(Ilustración: Rolando Pinillos)
(Ilustración: Rolando Pinillos)
Héctor López Martínez

La versátil y donosa pluma de Pedro Paz Soldán y Unanue (Juan de Arona) comparaba nuestra agricultura costeña con la Venus de Milo, “porque carecía de brazos”. Por esta razón, cada vez más angustiosa, el 17 de setiembre de 1898, durante del gobierno de Nicolás de Piérola, se autorizó mediante decreto supremo firmado por el jefe del Estado y el ministro de Justicia, José Jorge Loayza, “la inmigración de operarios japoneses”, de acuerdo con el contrato celebrado entre la empresa Morioka y Cía., del , y los agricultores del país. Este personal se obligaba a laborar en las haciendas costeñas del Perú durante cuatro años, percibiendo un jornal fijo de 10 centavos por hora de trabajo, y los propietarios, entre otras cosas, debían proporcionarles el pasaje de regreso a su país al finalizar su compromiso.

Esta inmigración se planeó minuciosamente. El primer contingente de trabajadores (832) zarpó del puerto de Yokohama en el vapor mercante Sakura Maru, especialmente fletado por la empresa Morioka. Los arreglos finales estuvieron a cargo de Augusto B. Leguía –a nombre de los hacendados azucareros– y de Teikichi Tanaka, agente de Morioka. Por cada 50 inmigrantes venía un inspector “con el objeto de dirigirlos en los trabajos haciéndolos cumplir las órdenes superiores que recibían”. Dichos inspectores eran, en su mayoría, jóvenes universitarios japoneses que hablaban perfectamente el idioma inglés. Con ellos venía también una experimentada enfermera.

El 3 de abril de 1899, hace 120 años, el Sakura Maru echó el ancla en el Callao. Fue visitado inmediatamente por el corresponsal de El Comercio en el primer puerto, que recibió una magnífica impresión al tomar contacto con los inmigrantes. “Son en su mayor parte jóvenes de 20 a 30 años. Robustos y sanos –informaba– su fisonomía revela inteligencia y todos parecen estar muy contentos, pues vienen voluntariamente, habiendo sido escogidos entre lo más competente para trabajos de agricultura”. La nota concluía con esta observación: “Son notables los hábitos de limpieza que predominan en los inmigrantes”.

Mas no todos estaban destinados a trabajar en el campo. Había un pequeño contingente de jóvenes de modesta condición económica que tenían estudios equivalentes a nuestra secundaria, “que deseando conocer mundo y abrirse camino por su propio esfuerzo” aceptaban trabajar en el Club de la Unión desempeñando labores manuales. Solo estos desembarcaron en el Callao, ya que los demás colonos, perfectamente uniformados “con pantalón y chaqueta azul de género de algodón y un sombrero de paja con la letra M, inicial de la empresa contratista”, continuaron viaje rumbo al norte para descender a tierra en puertos y caletas próximos a las haciendas a donde iban destinados.

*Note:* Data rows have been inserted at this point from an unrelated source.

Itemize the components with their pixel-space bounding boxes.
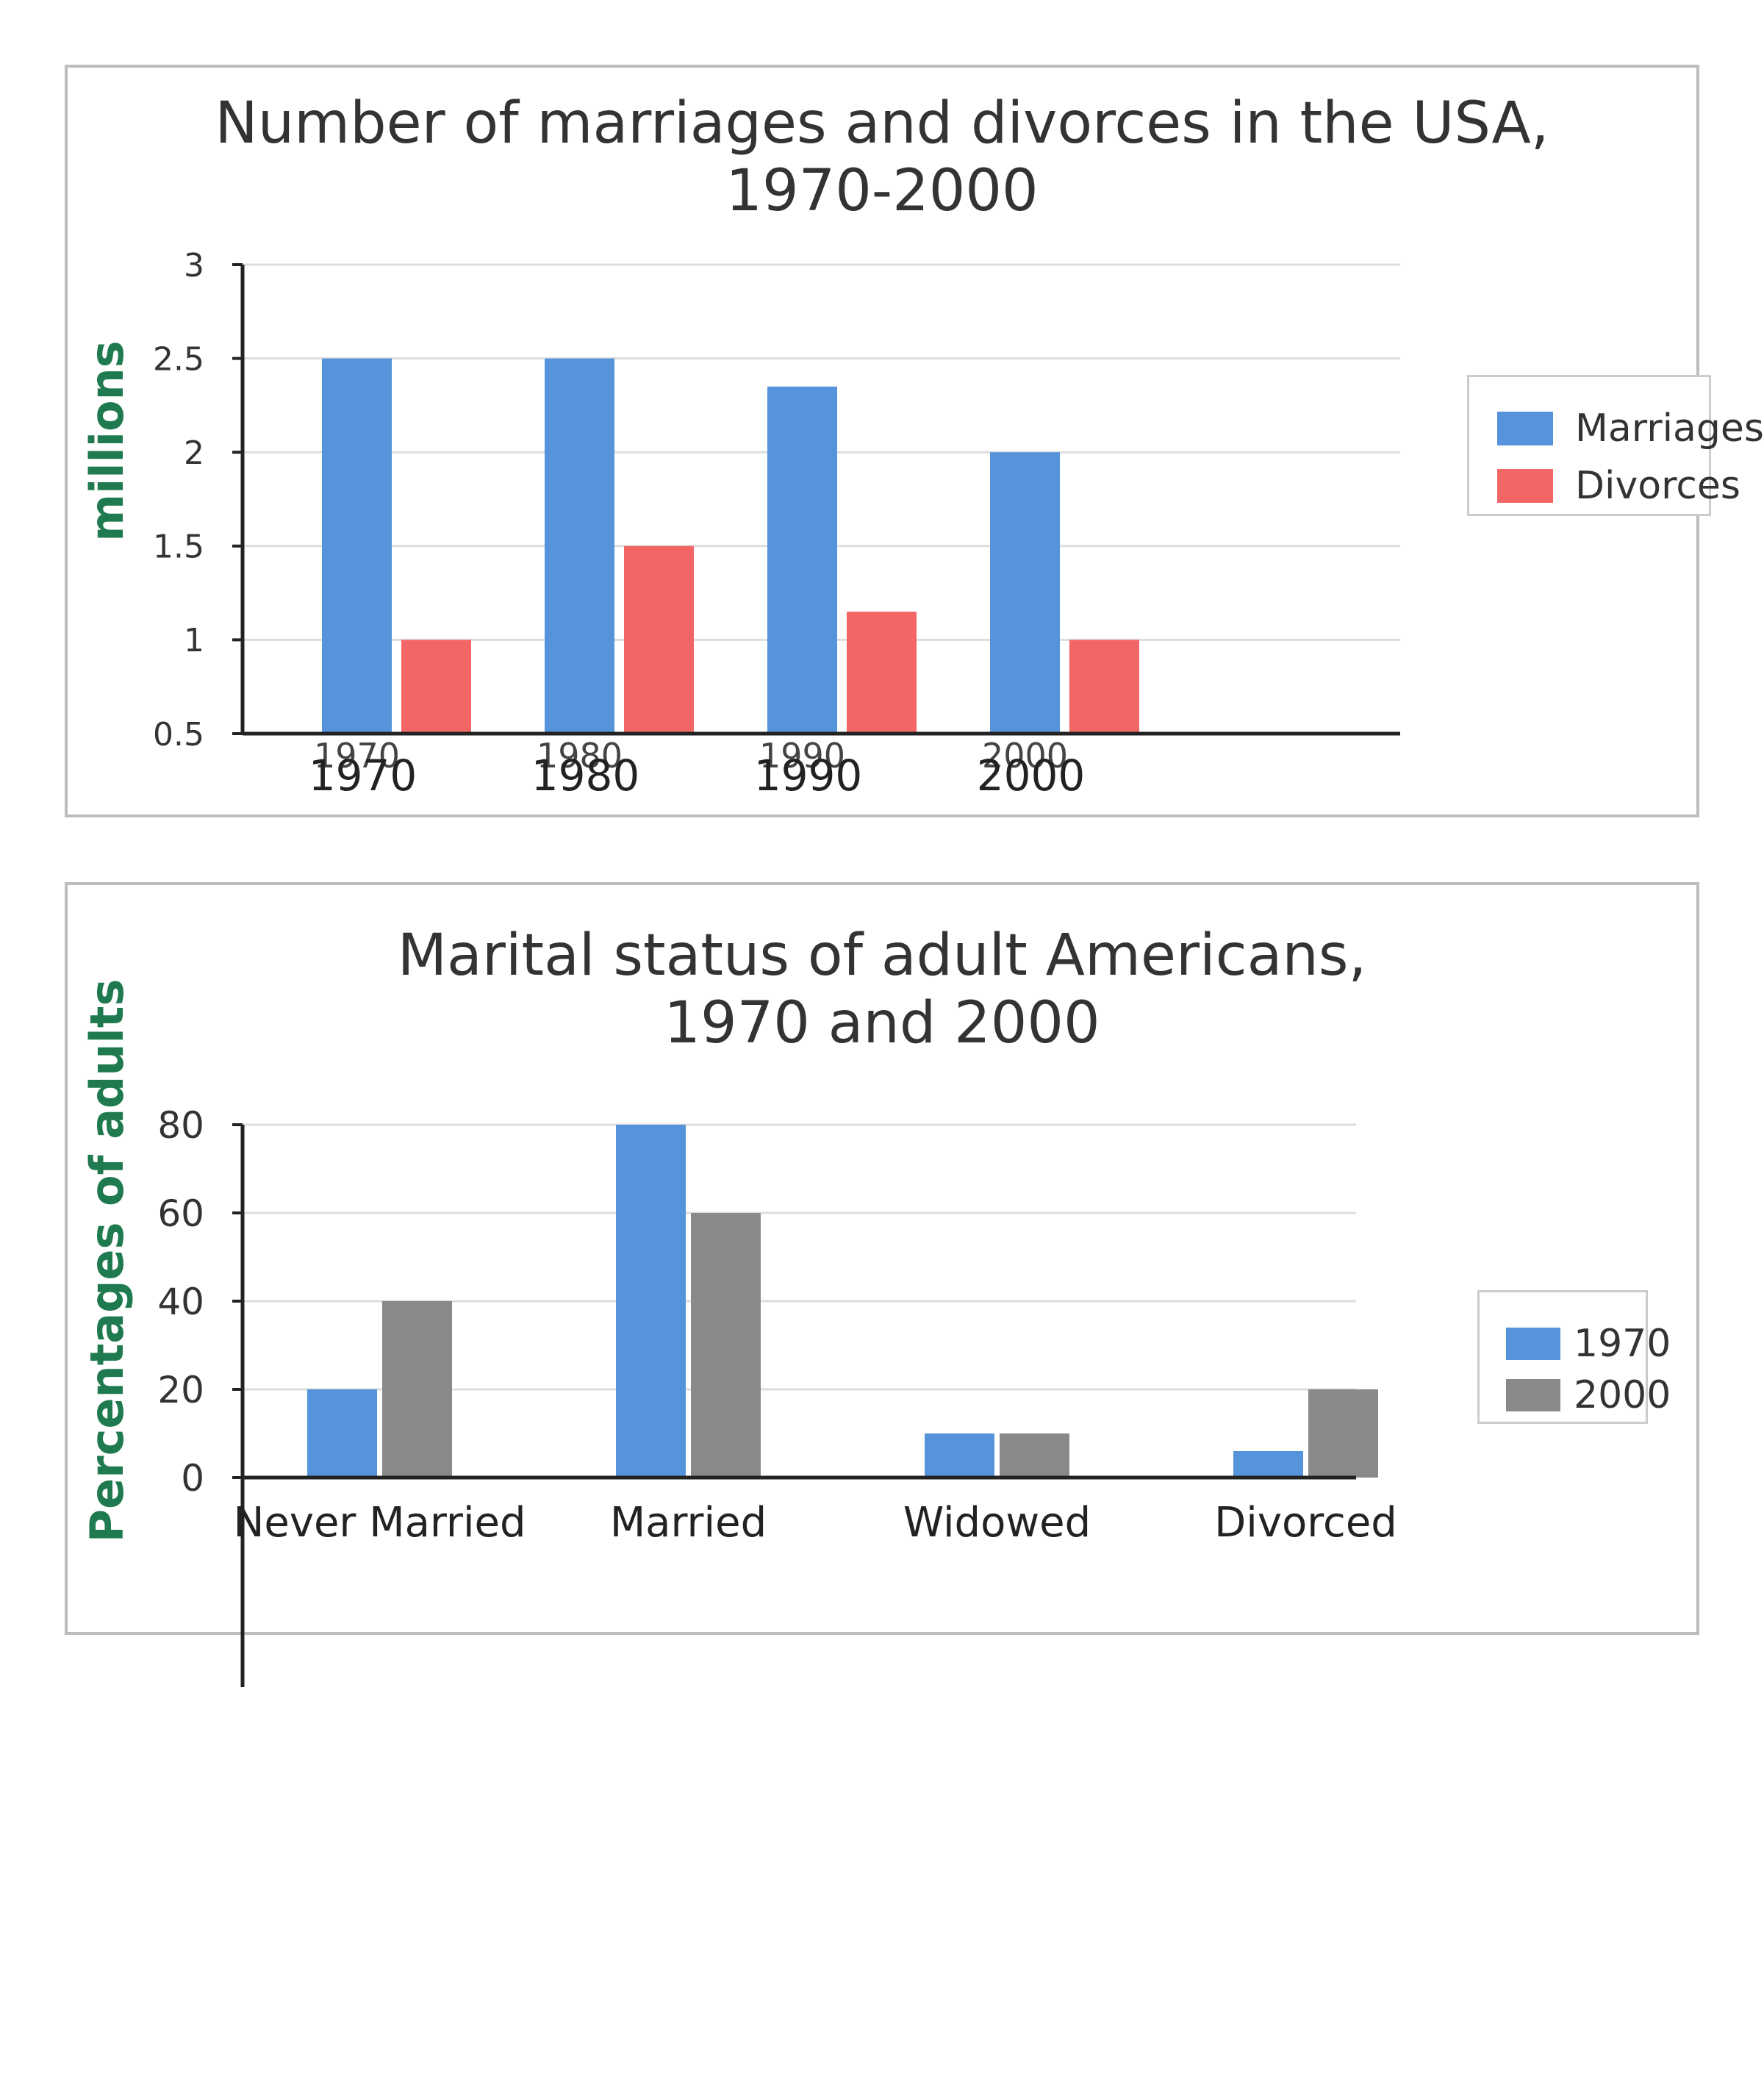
legend-label: Marriages [1575,407,1764,451]
legend-item-1970: 1970 [1506,1322,1671,1366]
bar-divorced-1970 [1233,1451,1303,1478]
bar-never-married-2000 [382,1301,452,1478]
y-tick-label: 40 [157,1281,204,1323]
x-tick-label-small: 1980 [537,736,623,776]
y-axis-label: Percentages of adults [80,979,134,1543]
y-tick-label: 0.5 [153,716,204,753]
chart-legend: 1970 2000 [1477,1290,1671,1424]
chart-legend: Marriages Divorces [1467,375,1764,516]
x-tick-label: 1970 [309,751,417,801]
legend-label: 1970 [1574,1322,1671,1366]
y-tick-label: 0 [181,1457,204,1500]
y-tick-label: 20 [157,1369,204,1411]
x-tick-label-small: 1970 [314,736,400,776]
legend-item-divorces: Divorces [1497,464,1740,508]
x-tick-label: 1980 [531,751,640,801]
legend-item-marriages: Marriages [1497,407,1764,451]
bar-never-married-1970 [307,1389,377,1478]
legend-swatch [1497,469,1553,503]
y-tick-label: 1 [184,622,204,659]
y-tick-label: 2.5 [153,340,204,378]
bar-married-1970 [616,1125,686,1478]
legend-label: Divorces [1575,464,1740,508]
x-tick-label: Divorced [1214,1499,1397,1547]
bar-1980-marriages [545,358,614,734]
y-tick-label: 1.5 [153,529,204,566]
bar-widowed-1970 [925,1433,994,1478]
x-tick-label-small: 1990 [759,736,845,776]
bar-divorced-2000 [1308,1389,1378,1478]
legend-item-2000: 2000 [1506,1373,1671,1417]
chart-title: Number of marriages and divorces in the … [68,90,1696,225]
chart-title-line-1: Number of marriages and divorces in the … [215,90,1549,157]
y-tick-label: 3 [184,247,204,284]
bar-2000-marriages [990,452,1060,734]
bar-1970-divorces [401,640,471,734]
chart-panel-marital-status: Marital status of adult Americans, 1970 … [65,882,1699,1635]
y-axis-label: millions [80,340,134,541]
bar-1990-marriages [767,386,837,734]
legend-swatch [1506,1379,1560,1411]
bar-widowed-2000 [1000,1433,1069,1478]
chart-title-line-2: 1970-2000 [725,158,1039,224]
x-tick-label-small: 2000 [982,736,1068,776]
x-tick-label: Never Married [233,1499,526,1547]
bar-chart-marital-status: 0 20 40 60 80 Never Married Married Widowed Divo… [80,979,1397,1687]
bar-married-2000 [691,1213,761,1478]
legend-label: 2000 [1574,1373,1671,1417]
chart-title: Marital status of adult Americans, 1970 … [68,922,1696,1057]
bar-1970-marriages [322,358,392,734]
y-tick-label: 60 [157,1192,204,1235]
chart-title-line-2: 1970 and 2000 [664,990,1100,1056]
bar-1980-divorces [624,545,694,734]
legend-swatch [1497,412,1553,445]
chart-title-line-1: Marital status of adult Americans, [397,923,1367,989]
x-tick-label: Widowed [903,1499,1091,1547]
bar-1990-divorces [847,612,917,734]
y-tick-label: 80 [157,1104,204,1147]
y-tick-label: 2 [184,434,204,472]
x-tick-label: Married [610,1499,767,1547]
x-tick-label: 2000 [977,751,1086,801]
bar-2000-divorces [1069,640,1139,734]
legend-swatch [1506,1328,1560,1360]
x-tick-label: 1990 [754,751,863,801]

A 120 años del arribo del Sakura Maru, el balance de la , iniciada a postrero del siglo XIX y continuada en las primeras décadas del XX, no puede ser más positivo. Esos inmigrantes son los ancestros de la comunidad peruana que tantas cosas singularmente importantes y buenas ha venido aportando a través del tiempo en el ámbito de las ciencias, letras, arte, economía, industrias, gastronomía, etc.

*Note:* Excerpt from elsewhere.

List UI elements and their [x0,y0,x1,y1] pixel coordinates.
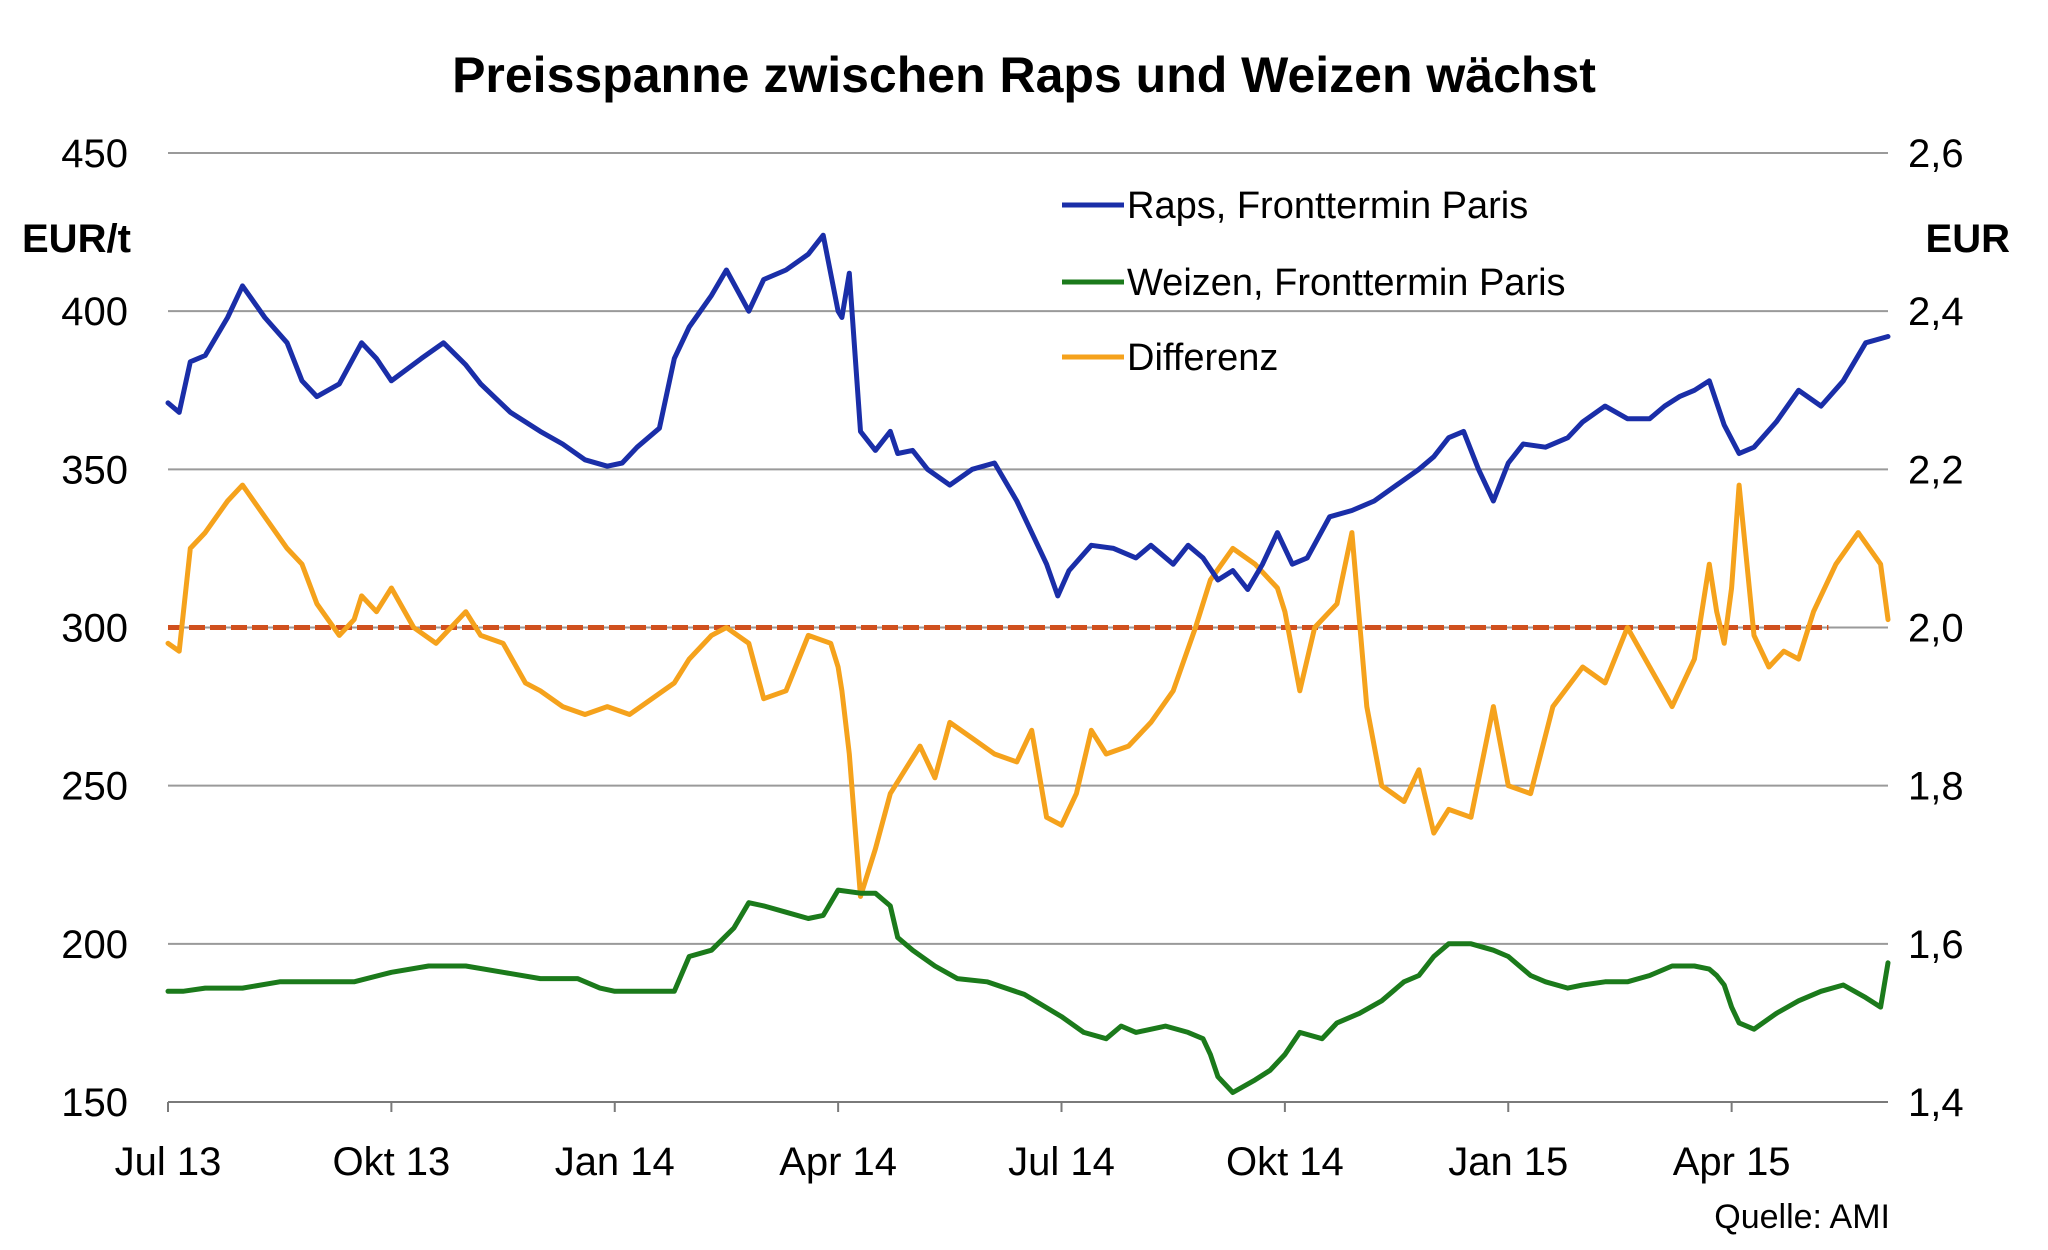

Don Aurelio Miró Quesada Sosa, que conocía y valoraba la cultura nipona, escribió: “Lo más admirable del Japón es cómo ha podido unir, como pocos países del mundo, lo tradicional y lo moderno. Bajo el estruendo de las máquinas se escuchan las voces del espíritu, el culto de los antepasados, el llamado de un código moral que enseña el camino de la honra, del ascetismo y del trabajo”.